Пусть надвинется общая мгла.

И горит беспредельно сознание;

Умерла! умерла! умерла!

Упав ничком на мокрую траву, Пекарский судорожно рыдал. Я декламировал с какой-то злобной радостью, и мой голос глухо раздавался в чаще.

С утренним поездом приехал Кожин, Барбарисик с венком и Женичка. У бедняжки глаза были опухшими.

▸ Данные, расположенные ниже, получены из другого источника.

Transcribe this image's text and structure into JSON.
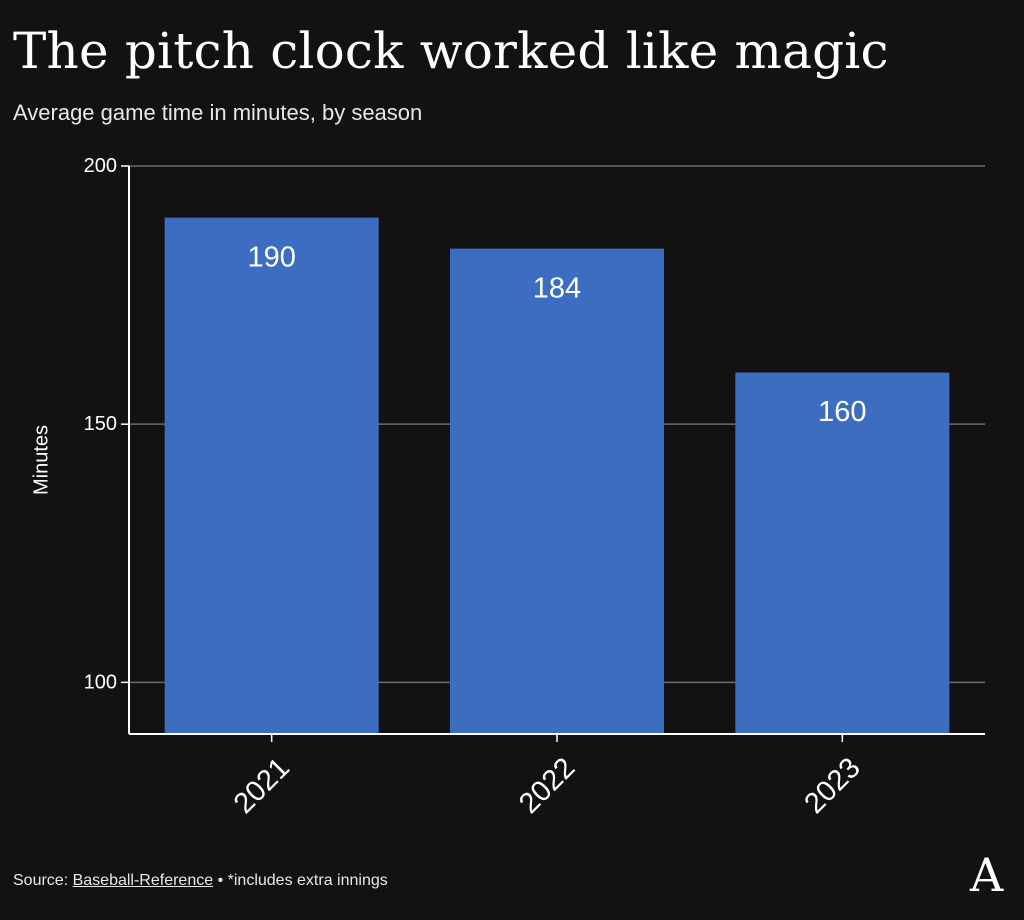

Мы с Пекарским встретили их на станции и вместе пошли в дом. Приехали и еще кое-кто из родных и знакомых. Все старались утешить М<арию> В<асильевну>, Варю, соболезновали Бунину, но на меня не обращали внимания, как на чужого. Это меня мучило; мне хотелось крикнуть им всем:

— Да ведь это из-за меня она отравилась — слышите, из-за меня! Ведь она была моей любовницей!

Пекарский заботливо охранял меня. Рядом с ним стоял я на панихиде; когда пошли на кладбище, он повел меня и указывал, где идти, куда стать. Когда настало время прощаться, он подвел меня к гробу.

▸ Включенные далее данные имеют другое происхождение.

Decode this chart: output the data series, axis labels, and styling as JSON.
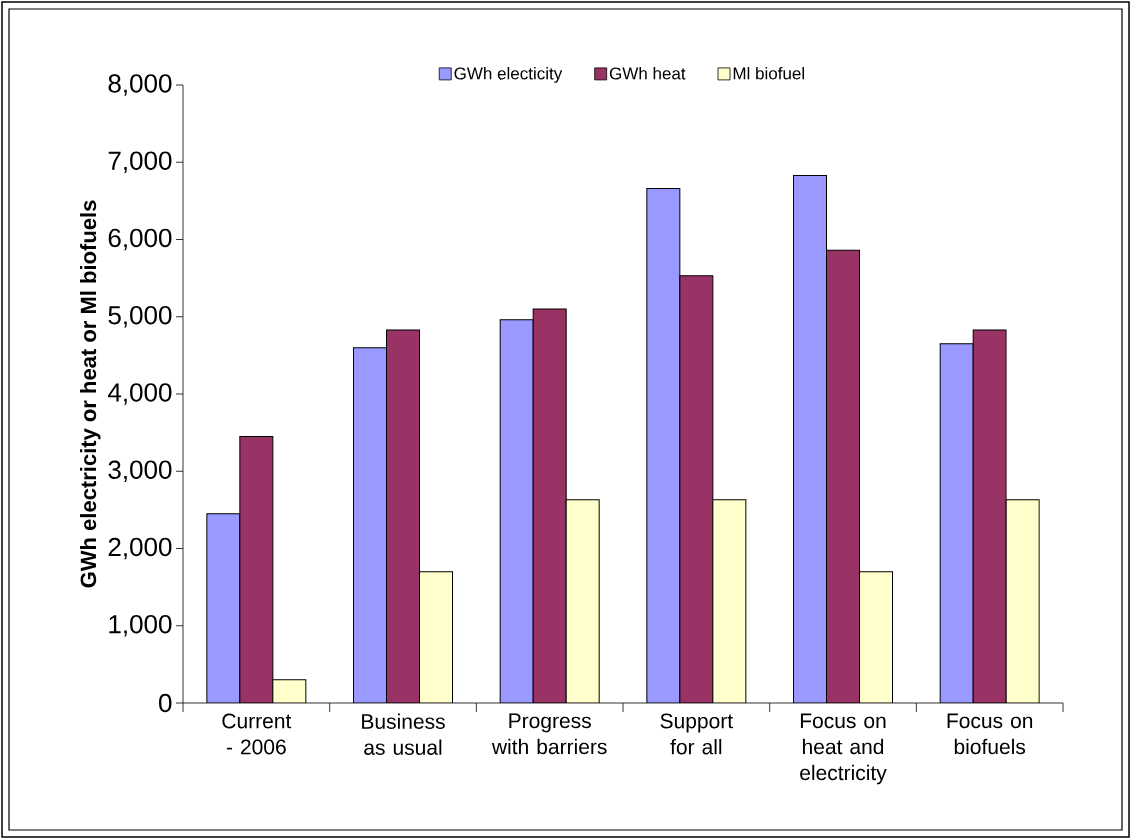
{
  "chart_data": {
    "type": "bar",
    "ylabel": "GWh electricity or heat or Ml biofuels",
    "categories": [
      "Current - 2006",
      "Business as usual",
      "Progress with barriers",
      "Support for all",
      "Focus on heat and electricity",
      "Focus on biofuels"
    ],
    "series": [
      {
        "name": "GWh electicity",
        "color": "#9999ff",
        "values": [
          2450,
          4600,
          4960,
          6660,
          6830,
          4650
        ]
      },
      {
        "name": "GWh heat",
        "color": "#993366",
        "values": [
          3450,
          4830,
          5100,
          5530,
          5860,
          4830
        ]
      },
      {
        "name": "Ml biofuel",
        "color": "#ffffcc",
        "values": [
          300,
          1700,
          2630,
          2630,
          1700,
          2630
        ]
      }
    ],
    "ylim": [
      0,
      8000
    ],
    "yticks": [
      0,
      {
        "value": 1000,
        "label": "1,000"
      },
      {
        "value": 2000,
        "label": "2,000"
      },
      {
        "value": 3000,
        "label": "3,000"
      },
      {
        "value": 4000,
        "label": "4,000"
      },
      {
        "value": 5000,
        "label": "5,000"
      },
      {
        "value": 6000,
        "label": "6,000"
      },
      {
        "value": 7000,
        "label": "7,000"
      },
      {
        "value": 8000,
        "label": "8,000"
      }
    ],
    "legend": "top",
    "grid": false
  }
}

И опять у меня мелькнула мысль: посмотреть или нет. — Я знал, что впоследствии буду упрекать самого себя, но прикоснулся к руке Нины, закрыв глаза.

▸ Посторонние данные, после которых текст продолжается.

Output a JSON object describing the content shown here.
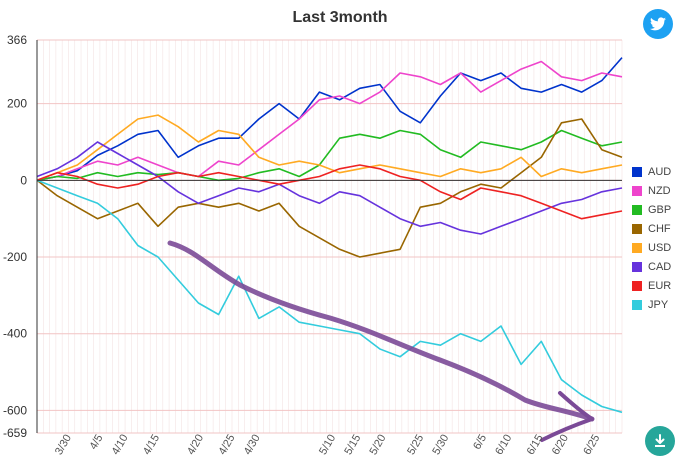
{
  "buttons": {
    "twitter_icon": "twitter-icon",
    "download_icon": "download-icon"
  },
  "chart_data": {
    "type": "line",
    "title": "Last 3month",
    "xlabel": "",
    "ylabel": "",
    "ylim": [
      -659,
      366
    ],
    "y_ticks": [
      366,
      200,
      0,
      -200,
      -400,
      -600,
      -659
    ],
    "x_ticks": [
      "3/30",
      "4/5",
      "4/10",
      "4/15",
      "4/20",
      "4/25",
      "4/30",
      "5/10",
      "5/15",
      "5/20",
      "5/25",
      "5/30",
      "6/5",
      "6/10",
      "6/15",
      "6/20",
      "6/25"
    ],
    "x_tick_pos": [
      5,
      10,
      14,
      19,
      26,
      31,
      35,
      47,
      51,
      55,
      61,
      65,
      71,
      75,
      80,
      84,
      89
    ],
    "x_range": [
      0,
      93
    ],
    "legend_position": "right",
    "series": [
      {
        "name": "AUD",
        "color": "#0033cc",
        "values": [
          0,
          10,
          25,
          65,
          90,
          120,
          130,
          60,
          90,
          110,
          110,
          160,
          200,
          160,
          230,
          210,
          240,
          250,
          180,
          150,
          220,
          280,
          260,
          280,
          240,
          230,
          250,
          230,
          260,
          320
        ]
      },
      {
        "name": "NZD",
        "color": "#ee44cc",
        "values": [
          0,
          10,
          30,
          50,
          40,
          60,
          40,
          20,
          10,
          50,
          40,
          80,
          120,
          160,
          210,
          220,
          200,
          230,
          280,
          270,
          250,
          280,
          230,
          260,
          290,
          310,
          270,
          260,
          280,
          270
        ]
      },
      {
        "name": "GBP",
        "color": "#22bb22",
        "values": [
          0,
          10,
          5,
          20,
          10,
          20,
          15,
          20,
          10,
          0,
          5,
          20,
          30,
          10,
          40,
          110,
          120,
          110,
          130,
          120,
          80,
          60,
          100,
          90,
          80,
          100,
          130,
          110,
          90,
          100
        ]
      },
      {
        "name": "CHF",
        "color": "#996600",
        "values": [
          0,
          -40,
          -70,
          -100,
          -80,
          -60,
          -120,
          -70,
          -60,
          -70,
          -60,
          -80,
          -60,
          -120,
          -150,
          -180,
          -200,
          -190,
          -180,
          -70,
          -60,
          -30,
          -10,
          -20,
          20,
          60,
          150,
          160,
          80,
          60
        ]
      },
      {
        "name": "USD",
        "color": "#ffaa22",
        "values": [
          0,
          20,
          40,
          80,
          120,
          160,
          170,
          140,
          100,
          130,
          120,
          60,
          40,
          50,
          40,
          20,
          30,
          40,
          30,
          20,
          10,
          30,
          20,
          30,
          60,
          10,
          30,
          20,
          30,
          40
        ]
      },
      {
        "name": "CAD",
        "color": "#6633dd",
        "values": [
          10,
          30,
          60,
          100,
          70,
          40,
          10,
          -30,
          -60,
          -40,
          -20,
          -30,
          -10,
          -40,
          -60,
          -30,
          -40,
          -70,
          -100,
          -120,
          -110,
          -130,
          -140,
          -120,
          -100,
          -80,
          -60,
          -50,
          -30,
          -20
        ]
      },
      {
        "name": "EUR",
        "color": "#ee2222",
        "values": [
          0,
          20,
          10,
          -10,
          -20,
          -10,
          10,
          20,
          10,
          20,
          10,
          0,
          -10,
          0,
          10,
          30,
          40,
          30,
          10,
          0,
          -30,
          -50,
          -20,
          -30,
          -40,
          -60,
          -80,
          -100,
          -90,
          -80
        ]
      },
      {
        "name": "JPY",
        "color": "#33ccdd",
        "values": [
          0,
          -20,
          -40,
          -60,
          -100,
          -170,
          -200,
          -260,
          -320,
          -350,
          -250,
          -360,
          -330,
          -370,
          -380,
          -390,
          -400,
          -440,
          -460,
          -420,
          -430,
          -400,
          -420,
          -380,
          -480,
          -420,
          -520,
          -560,
          -590,
          -605
        ]
      }
    ]
  }
}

Пекарский сказал мне бросить земли на гроб. Стали засыпать. С Буниным сделался нервный припадок. Рабочие грубо понукали друг друга. Свежая могила! сколько раз твердил я это выражение в своих стихах.

Назад мы возвращались, разбившись на группы. Мы — мужчины — шли отдельно. Барбарисик попробовал было шутить, но не встретил ответа. Бунин подошел ко мне:

— Альвиан Александрович! покойница всегда желала, чтобы мы жили с вами в дружбе. Позвольте же протянуть вам руку.

Он! он мне разъяснял желания Нины!

Я молча протянул руку.

— Эта случайная могила, здесь, на простом сельском кладбище, послужит вечным звеном нашей дружбы. Не так ли?

Я не отвечал.

— Как вы думаете, — продолжал Бунин, — будут у нас продолжаться явления? Будет она являться нам?

Я вынул из кармана свисток, так изумлявший своими звуками на сеансах, и насмешливо засвистал, глядя в лицо Бунину. Он вдруг смешался, хотел что-то сказать, но не нашел и удалился в сторону. И мне было приятно, что все будут знать, как я хохотал над их восхищениями перед явлениями.

Похоронный обед прошел как-то торопливо. Я, конечно, ничего не ел, но заметил, что Варя кушала с большим аппетитом. После обеда до поезда оставалось еще часа полтора, и мы провели их с ней. Она опять очень спокойно жаловалась на то, что теперь они уедут опять в Москву и полгода нельзя будет танцевать. Меня такая бесчувственность выводила из себя.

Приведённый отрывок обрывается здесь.